PhD (M/F) Phononic-crystal-based interposer for isolating MEMS from vibrations

Organisation/Company CNRS Department Institut d'électronique, de microélectronique et de nanotechnologie Research Field Engineering » Materials engineering Physics » Acoustics Researcher Profile First Stage Researcher (R1) Country France Application Deadline 22 Dec 2025 - 23:59 (UTC) Type of Contract Temporary Job Status Full-time Hours Per Week 35 Offer Starting Date 1 Apr 2026 Is the job funded through the EU Research Framework Programme? Not funded by a EU programme Is the Job related to staff position within a Research Infrastructure? No

This PhD project is part of a program funded by an ASIC agency focused on developing technologies for packaging in harsh environments.
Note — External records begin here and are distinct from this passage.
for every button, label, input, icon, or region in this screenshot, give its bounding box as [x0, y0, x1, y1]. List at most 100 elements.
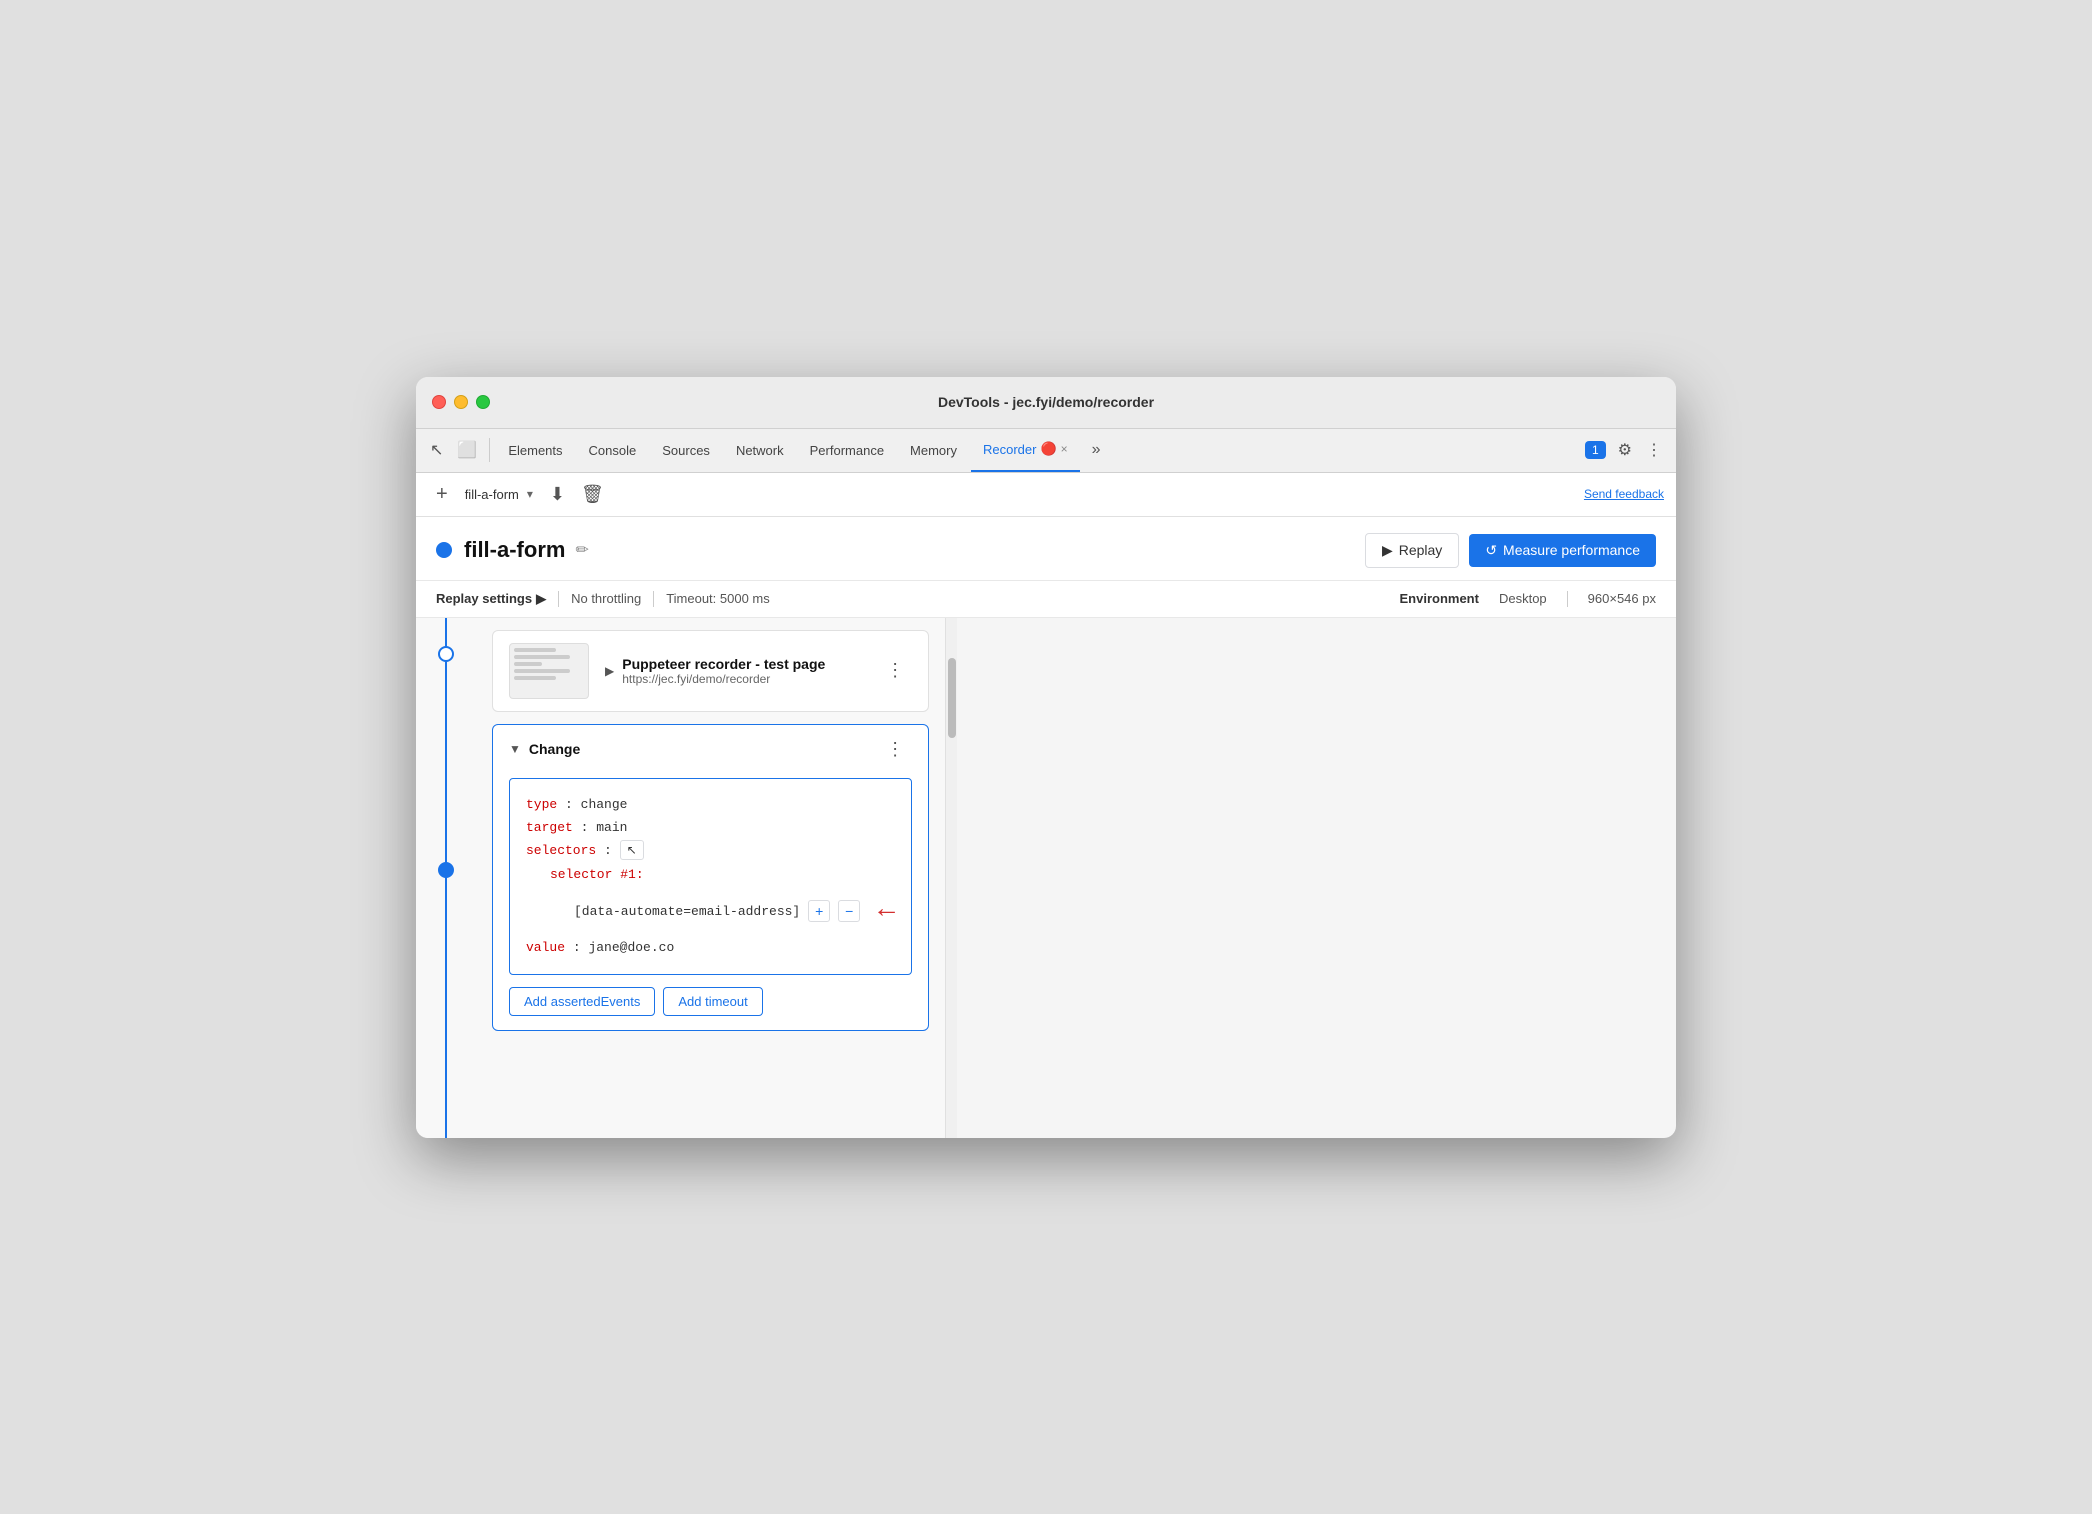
- tab-performance[interactable]: Performance: [798, 428, 896, 472]
- send-feedback-link[interactable]: Send feedback: [1584, 487, 1664, 501]
- change-step: ▼ Change ⋮ type : change: [492, 724, 929, 1031]
- tab-elements[interactable]: Elements: [496, 428, 574, 472]
- collapse-change-icon[interactable]: ▼: [509, 742, 521, 756]
- environment-resolution-label: 960×546 px: [1588, 591, 1656, 606]
- delete-recording-button[interactable]: 🗑: [573, 480, 612, 509]
- plus-selector-icon: +: [815, 903, 823, 919]
- timeline-node-1: [438, 646, 454, 662]
- settings-right: Environment Desktop 960×546 px: [1400, 591, 1657, 607]
- recorder-toolbar: + fill-a-form ▾ ⬇ 🗑 Send feedback: [416, 473, 1676, 517]
- measure-performance-button[interactable]: ↺ Measure performance: [1469, 534, 1656, 567]
- devtools-window: DevTools - jec.fyi/demo/recorder ↖ ⬜ Ele…: [416, 377, 1676, 1138]
- environment-desktop-label: Desktop: [1499, 591, 1547, 606]
- chevron-down-icon: ▾: [527, 487, 533, 501]
- code-line-target: target : main: [526, 816, 895, 839]
- recording-indicator: [436, 542, 452, 558]
- type-value: change: [581, 797, 628, 812]
- code-line-value: value : jane@doe.co: [526, 936, 895, 959]
- add-timeout-button[interactable]: Add timeout: [663, 987, 762, 1016]
- timeline-line: [445, 618, 447, 1138]
- message-badge: 1: [1585, 441, 1606, 459]
- edit-name-icon[interactable]: ✏: [575, 540, 588, 560]
- settings-separator-2: [653, 591, 654, 607]
- replay-button[interactable]: ▶ Replay: [1365, 533, 1459, 568]
- window-title: DevTools - jec.fyi/demo/recorder: [938, 394, 1154, 410]
- tab-console[interactable]: Console: [577, 428, 649, 472]
- recording-title: fill-a-form: [464, 537, 565, 563]
- change-step-menu-button[interactable]: ⋮: [878, 735, 912, 764]
- recording-selector[interactable]: fill-a-form ▾: [456, 482, 542, 507]
- scrollbar-thumb[interactable]: [948, 658, 956, 738]
- change-step-title: Change: [529, 741, 580, 757]
- thumb-bar-5: [514, 676, 556, 680]
- tab-network[interactable]: Network: [724, 428, 796, 472]
- scrollbar[interactable]: [945, 618, 957, 1138]
- thumb-bar-1: [514, 648, 556, 652]
- page-step-header: ▶ Puppeteer recorder - test page https:/…: [493, 631, 928, 711]
- trash-icon: 🗑: [581, 484, 604, 504]
- devtools-tab-bar: ↖ ⬜ Elements Console Sources Network Per…: [416, 429, 1676, 473]
- page-step-menu-button[interactable]: ⋮: [878, 656, 912, 685]
- download-recording-button[interactable]: ⬇: [542, 480, 573, 509]
- minus-selector-icon: −: [845, 903, 853, 919]
- steps-list: ▶ Puppeteer recorder - test page https:/…: [476, 618, 945, 1138]
- expand-page-step-icon[interactable]: ▶: [605, 664, 614, 678]
- recording-header: fill-a-form ✏ ▶ Replay ↺ Measure perform…: [416, 517, 1676, 581]
- steps-container: ▶ Puppeteer recorder - test page https:/…: [416, 618, 945, 1138]
- more-options-button[interactable]: ⋮: [1640, 436, 1668, 464]
- settings-bar: Replay settings ▶ No throttling Timeout:…: [416, 581, 1676, 618]
- inspector-icon: ↖: [430, 440, 443, 460]
- selectors-key: selectors: [526, 843, 596, 858]
- code-block: type : change target : main selectors :: [509, 778, 912, 975]
- add-asserted-events-button[interactable]: Add assertedEvents: [509, 987, 655, 1016]
- inspector-icon-button[interactable]: ↖: [424, 436, 449, 464]
- gear-icon: ⚙: [1618, 440, 1632, 460]
- selector-picker-button[interactable]: ↖: [620, 840, 644, 860]
- code-line-selector-val: [data-automate=email-address] + − ←: [526, 886, 895, 936]
- timeline: [416, 618, 476, 1138]
- close-button[interactable]: [432, 395, 446, 409]
- device-icon: ⬜: [457, 440, 477, 460]
- tab-memory[interactable]: Memory: [898, 428, 969, 472]
- overflow-tabs-button[interactable]: »: [1086, 437, 1107, 463]
- download-icon: ⬇: [550, 484, 565, 504]
- main-area: ▶ Puppeteer recorder - test page https:/…: [416, 618, 1676, 1138]
- maximize-button[interactable]: [476, 395, 490, 409]
- thumb-bar-2: [514, 655, 570, 659]
- red-arrow-indicator: ←: [878, 886, 895, 936]
- code-line-type: type : change: [526, 793, 895, 816]
- code-line-selectors: selectors : ↖: [526, 839, 895, 862]
- page-step: ▶ Puppeteer recorder - test page https:/…: [492, 630, 929, 712]
- value-text: jane@doe.co: [588, 940, 674, 955]
- tab-recorder[interactable]: Recorder 🔴 ×: [971, 428, 1080, 472]
- traffic-lights: [432, 395, 490, 409]
- refresh-icon: ↺: [1485, 542, 1497, 559]
- tab-sources[interactable]: Sources: [650, 428, 722, 472]
- device-toolbar-button[interactable]: ⬜: [451, 436, 483, 464]
- selector-num-key: selector #1:: [550, 867, 644, 882]
- add-recording-button[interactable]: +: [428, 479, 456, 510]
- thumb-bar-4: [514, 669, 570, 673]
- chevron-right-icon: »: [1092, 441, 1101, 459]
- action-buttons: Add assertedEvents Add timeout: [493, 987, 928, 1030]
- recording-name-label: fill-a-form: [465, 487, 519, 502]
- page-step-title: Puppeteer recorder - test page: [622, 656, 825, 672]
- replay-settings-heading[interactable]: Replay settings ▶: [436, 591, 546, 607]
- page-step-info: Puppeteer recorder - test page https://j…: [622, 656, 825, 686]
- add-selector-button[interactable]: +: [808, 900, 830, 922]
- remove-selector-button[interactable]: −: [838, 900, 860, 922]
- environment-heading: Environment: [1400, 591, 1479, 606]
- settings-button[interactable]: ⚙: [1612, 436, 1638, 464]
- title-bar: DevTools - jec.fyi/demo/recorder: [416, 377, 1676, 429]
- recorder-tab-close-icon[interactable]: ×: [1061, 442, 1068, 456]
- timeout-label: Timeout: 5000 ms: [666, 591, 770, 606]
- recorder-tab-icon: 🔴: [1040, 441, 1056, 457]
- target-value: main: [596, 820, 627, 835]
- plus-icon: +: [436, 483, 448, 505]
- page-step-url: https://jec.fyi/demo/recorder: [622, 672, 825, 686]
- throttling-label: No throttling: [571, 591, 641, 606]
- value-key: value: [526, 940, 565, 955]
- page-thumbnail: [509, 643, 589, 699]
- minimize-button[interactable]: [454, 395, 468, 409]
- change-step-menu-icon: ⋮: [886, 739, 904, 759]
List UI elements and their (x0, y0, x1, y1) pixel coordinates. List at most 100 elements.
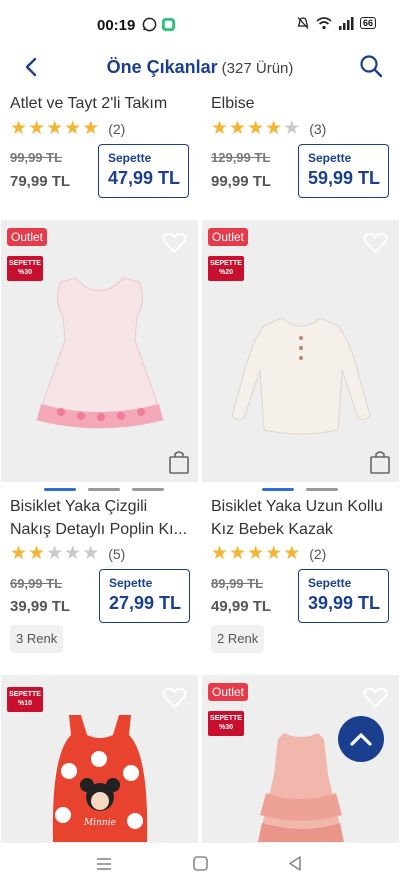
price: 99,99 TL (211, 173, 272, 190)
basket-price-box: Sepette 47,99 TL (98, 144, 189, 198)
discount-badge: SEPETTE %30 (7, 256, 43, 281)
heart-icon[interactable] (363, 232, 388, 254)
price: 79,99 TL (10, 173, 71, 190)
system-nav-bar (0, 842, 400, 888)
review-count: (2) (108, 120, 126, 137)
image-carousel-dots (44, 488, 164, 491)
shopping-bag-icon[interactable] (168, 450, 190, 474)
carousel-dot[interactable] (132, 488, 164, 491)
star-icon: ★ (265, 543, 283, 564)
basket-label: Sepette (109, 576, 153, 590)
basket-price-box: Sepette 39,99 TL (298, 569, 389, 623)
star-icon: ★ (229, 118, 247, 139)
product-image[interactable]: Outlet SEPETTE %30 (1, 220, 198, 482)
basket-price: 27,99 TL (109, 593, 182, 613)
product-image[interactable]: Minnie SEPETTE %10 (1, 675, 198, 842)
star-icon: ★ (10, 118, 28, 139)
discount-badge: SEPETTE %30 (208, 711, 244, 736)
price: 49,99 TL (211, 598, 272, 615)
old-price: 89,99 TL (211, 576, 264, 591)
discount-badge-value: %30 (218, 724, 233, 731)
product-name[interactable]: Bisiklet Yaka Uzun Kollu (211, 495, 400, 518)
wifi-icon (316, 17, 332, 30)
discount-badge: SEPETTE %20 (208, 256, 244, 281)
page-title-text: Öne Çıkanlar (106, 57, 218, 77)
product-name-line2[interactable]: Kız Bebek Kazak (211, 518, 400, 541)
product-card[interactable]: Bisiklet Yaka Çizgili Nakış Detaylı Popl… (10, 495, 207, 653)
shopping-bag-icon[interactable] (369, 450, 391, 474)
star-icon: ★ (283, 118, 301, 139)
product-card[interactable]: Atlet ve Tayt 2'li Takım ★ ★ ★ ★ ★ (2) 99,99… (10, 92, 207, 198)
app-header: Öne Çıkanlar (327 Ürün) (0, 48, 400, 86)
chevron-up-icon (350, 733, 372, 746)
discount-badge: SEPETTE %10 (7, 687, 43, 712)
star-icon: ★ (283, 543, 301, 564)
back-triangle-icon[interactable] (288, 856, 302, 871)
star-icon: ★ (211, 118, 229, 139)
star-icon: ★ (10, 543, 28, 564)
product-name-line2[interactable]: Nakış Detaylı Poplin Kı... (10, 518, 207, 541)
search-button[interactable] (356, 51, 386, 81)
discount-badge-value: %30 (17, 269, 32, 276)
signal-icon (338, 16, 354, 30)
outlet-badge: Outlet (208, 228, 249, 246)
rating-stars: ★ ★ ★ ★ ★ (2) (10, 119, 207, 138)
product-image[interactable]: Outlet SEPETTE %20 (202, 220, 399, 482)
image-carousel-dots (262, 488, 338, 491)
product-name[interactable]: Atlet ve Tayt 2'li Takım (10, 92, 207, 115)
product-count: (327 Ürün) (221, 60, 294, 77)
review-count: (2) (309, 545, 327, 562)
product-card[interactable]: Elbise ★ ★ ★ ★ ★ (3) 129,99 TL 99,99 TL Sepe… (211, 92, 400, 198)
basket-label: Sepette (108, 151, 152, 165)
old-price: 129,99 TL (211, 150, 271, 165)
figure-text: Minnie (83, 818, 116, 828)
basket-price: 59,99 TL (308, 168, 381, 188)
carousel-dot[interactable] (306, 488, 338, 491)
battery-icon: 66 (359, 17, 376, 29)
star-icon: ★ (64, 543, 82, 564)
star-icon: ★ (46, 118, 64, 139)
outlet-badge: Outlet (7, 228, 48, 246)
outlet-badge: Outlet (208, 683, 249, 701)
mute-icon (297, 17, 309, 29)
star-icon: ★ (28, 543, 46, 564)
scroll-to-top-button[interactable] (338, 716, 384, 762)
recents-menu-icon[interactable] (96, 857, 112, 871)
review-count: (3) (309, 120, 327, 137)
carousel-dot[interactable] (44, 488, 76, 491)
product-card[interactable]: Bisiklet Yaka Uzun Kollu Kız Bebek Kazak… (211, 495, 400, 653)
color-count-chip[interactable]: 2 Renk (211, 625, 265, 653)
rating-stars: ★ ★ ★ ★ ★ (5) (10, 544, 207, 563)
home-icon[interactable] (193, 856, 208, 871)
chat-app-icon (161, 17, 176, 32)
discount-badge-label: SEPETTE (9, 260, 41, 267)
status-time: 00:19 (97, 17, 136, 34)
heart-icon[interactable] (162, 232, 187, 254)
old-price: 99,99 TL (10, 150, 63, 165)
basket-price-box: Sepette 27,99 TL (99, 569, 190, 623)
product-name[interactable]: Bisiklet Yaka Çizgili (10, 495, 207, 518)
star-icon: ★ (229, 543, 247, 564)
color-count-chip[interactable]: 3 Renk (10, 625, 64, 653)
star-icon: ★ (247, 118, 265, 139)
carousel-dot[interactable] (88, 488, 120, 491)
heart-icon[interactable] (162, 687, 187, 709)
star-icon: ★ (28, 118, 46, 139)
discount-badge-value: %20 (218, 269, 233, 276)
basket-price: 47,99 TL (108, 168, 181, 188)
rating-stars: ★ ★ ★ ★ ★ (3) (211, 119, 400, 138)
basket-label: Sepette (308, 576, 352, 590)
review-count: (5) (108, 545, 126, 562)
price: 39,99 TL (10, 598, 71, 615)
carousel-dot[interactable] (262, 488, 294, 491)
rating-stars: ★ ★ ★ ★ ★ (2) (211, 544, 400, 563)
star-icon: ★ (211, 543, 229, 564)
basket-price-box: Sepette 59,99 TL (298, 144, 389, 198)
star-icon: ★ (82, 118, 100, 139)
discount-badge-label: SEPETTE (9, 691, 41, 698)
status-bar: 00:19 66 (0, 0, 400, 48)
product-name[interactable]: Elbise (211, 92, 400, 115)
star-icon: ★ (265, 118, 283, 139)
heart-icon[interactable] (363, 687, 388, 709)
discount-badge-value: %10 (17, 700, 32, 707)
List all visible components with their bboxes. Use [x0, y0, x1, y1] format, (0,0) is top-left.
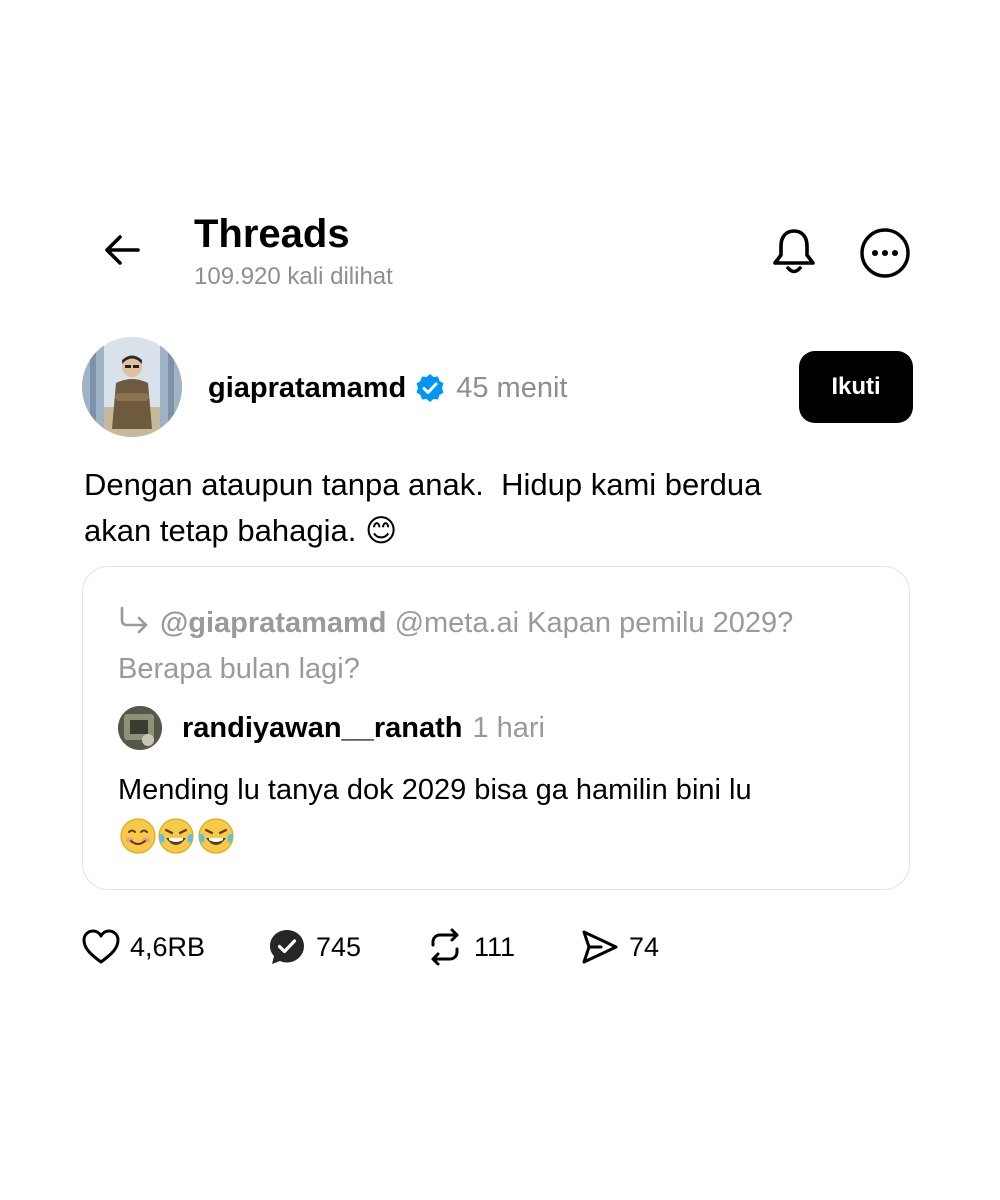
reply-context-handle[interactable]: @giapratamamd: [160, 607, 387, 639]
quoted-post-text: Mending lu tanya dok 2029 bisa ga hamili…: [118, 774, 752, 806]
reply-count: 745: [316, 932, 362, 962]
author-username[interactable]: giapratamamd: [208, 368, 406, 408]
emoji-row-icon: [120, 818, 234, 854]
verified-badge-icon: [416, 374, 444, 402]
share-count: 74: [629, 932, 660, 962]
repost-count: 111: [474, 932, 516, 962]
like-button[interactable]: 4,6RB: [80, 926, 266, 968]
quoted-post-emojis: [118, 816, 238, 856]
quoted-author-avatar[interactable]: [118, 706, 162, 750]
back-arrow-icon[interactable]: [100, 228, 144, 272]
page-title: Threads: [194, 212, 350, 256]
author-avatar[interactable]: [82, 337, 182, 437]
reply-context: @giapratamamd @meta.ai Kapan pemilu 2029…: [118, 600, 878, 692]
author-line: giapratamamd 45 menit: [208, 366, 567, 410]
heart-icon: [82, 929, 120, 964]
view-count: 109.920 kali dilihat: [194, 263, 393, 290]
post-text: Dengan ataupun tanpa anak. Hidup kami be…: [84, 467, 762, 548]
quoted-avatar-photo: [118, 706, 162, 750]
quoted-author-line: randiyawan__ranath 1 hari: [182, 708, 545, 748]
reply-button[interactable]: 745: [266, 926, 424, 968]
repost-icon: [431, 928, 459, 966]
like-count: 4,6RB: [130, 932, 206, 962]
share-button[interactable]: 74: [579, 926, 659, 968]
follow-button[interactable]: Ikuti: [799, 351, 913, 423]
quoted-post-age: 1 hari: [472, 712, 545, 744]
send-icon: [582, 930, 618, 964]
more-options-icon[interactable]: [858, 226, 912, 280]
action-bar: 4,6RB 745 111 74: [80, 922, 659, 972]
comment-icon: [270, 930, 304, 964]
bell-icon[interactable]: [767, 224, 821, 278]
post-age: 45 menit: [456, 372, 568, 404]
repost-button[interactable]: 111: [424, 926, 579, 968]
avatar-photo: [82, 337, 182, 437]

The French industry includes several sectors of excellence in the fields of aerospace and defense: naval vessels, aircraft, satellites, missiles. In these sectors, value chains require the availability of MEMS (Micro-Electro-Mechanical Systems) components whose performance is far superior to that of consumer-grade components. Transferring these high-performance components to aeronautical applications currently reveals a major obstacle: their ability to withstand harsh environments, including resistance to vibrations and shocks. One of the techniques considered to reduce this limitation is the insertion of an interposer incorporating phononic crystals between the sensitive element and the environment. Phononic crystals are assemblies of periodic materials that make it possible to manipulate mechanical waves in new ways, notably by creating frequency band gaps that prevent mechanical waves from propagating through structures. The objective of the PhD is to develop a phononic crystal that will be used to create an interposer for isolating a resonant MEMS and/or protecting it from vibrational environments. The interposer will include a network of structures acting as attenuators or reflectors to either limit external vibrations from interfering with the MEMS, or concentrate the MEMS vibration on the resonant system in order to improve its quality factor.

• Studying a phononic crystal adapted to a MEMS developed at ONERA (gyroscope or time base) using finite-element simulations.
• Developing fabrication processes as well as manufacturing demonstrators in a clean room.
• Fully integrating the interposer into a package with ONERA's MEMS sensors to produce a first complete demonstrator.
• This PhD project is part of an ASIC agency program dedicated to developing packaging technologies for harsh environments.

The candidate will contribute to data analysis and interpretation, manuscript preparation, and dissemination of results at national and international conferences/meetings. The candidate must hold a Master's degree in engineering, physics, or a related discipline. Experience in numerical modeling is a plus.